Projet « Terafab » : Elon Musk va fabriquer ses propres puces pour IA
Elon Musk franchit une nouvelle étape dans sa stratégie d'indépendance technologique : le projet « Terafab » vise à produire ses propres semi-conducteurs aux États-Unis, au Texas, pour alimenter l'ensemble de ses activités liées à l'intelligence artificielle.
L'enjeu est considérable.

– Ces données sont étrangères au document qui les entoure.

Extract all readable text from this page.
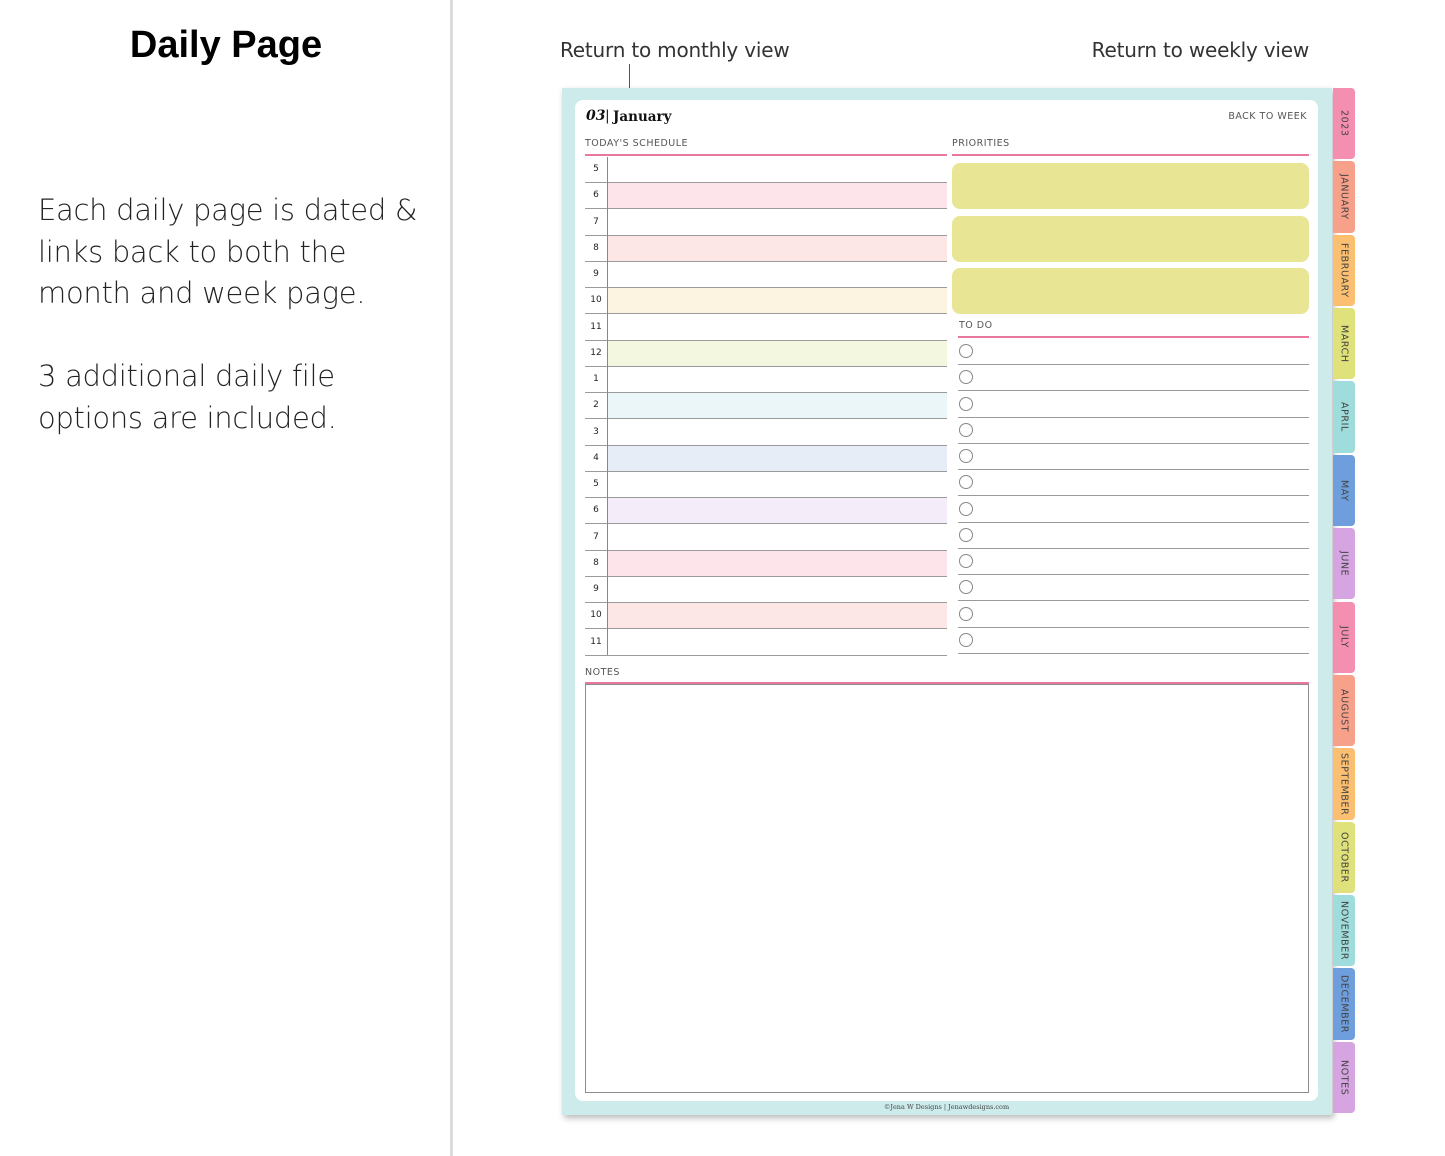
Daily Page
Each daily page is dated &
links back to both the
month and week page.
3 additional daily file
options are included.
Return to monthly view	Return to weekly view
03 | January	BACK TO WEEK
TODAY'S SCHEDULE
5
6
7
8
9
10
11
12
1
2
3
4
5
6
7
8
9
10
11
PRIORITIES
TO DO
NOTES
©Jena W Designs | Jenawdesigns.com
2023
JANUARY
FEBRUARY
MARCH
APRIL
MAY
JUNE
JULY
AUGUST
SEPTEMBER
OCTOBER
NOVEMBER
DECEMBER
NOTES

En contrôlant sa propre chaîne de fabrication de puces, Musk cherche à s'affranchir de sa dépendance vis-à-vis de fournisseurs comme Nvidia — dont les GPU H100 et H200 sont actuellement au cœur de la course à l'IA — tout en sécurisant l'approvisionnement de ses entités xAI, Tesla et SpaceX. Dans un contexte de tensions géopolitiques autour des semi-conducteurs et de pénuries récurrentes, la verticalisation de la production devient un avantage compétitif majeur.
Le périmètre de Terafab est particulièrement ambitieux : les puces produites serviraient non seulement aux infrastructures d'IA de xAI (le modèle Grok et ses supercalculateurs), mais aussi aux robots humanoïdes Optimus de Tesla et, fait notable, aux centres de données spatiaux envisagés par SpaceX. L'implantation au Texas s'inscrit dans la dynamique de relocalisation industrielle que Musk a initiée avec les gigafactories de Tesla à Austin.
Ce projet place Musk en compétition directe avec Apple, Google et Amazon, qui ont tous développé leurs propres architectures de silicium. La question de la capacité de fabrication reste ouverte — concevoir une puce est une chose, la produire en masse en exige une autre, ce qui pourrait impliquer un partenariat avec des fonderies comme TSMC ou Intel Foundry.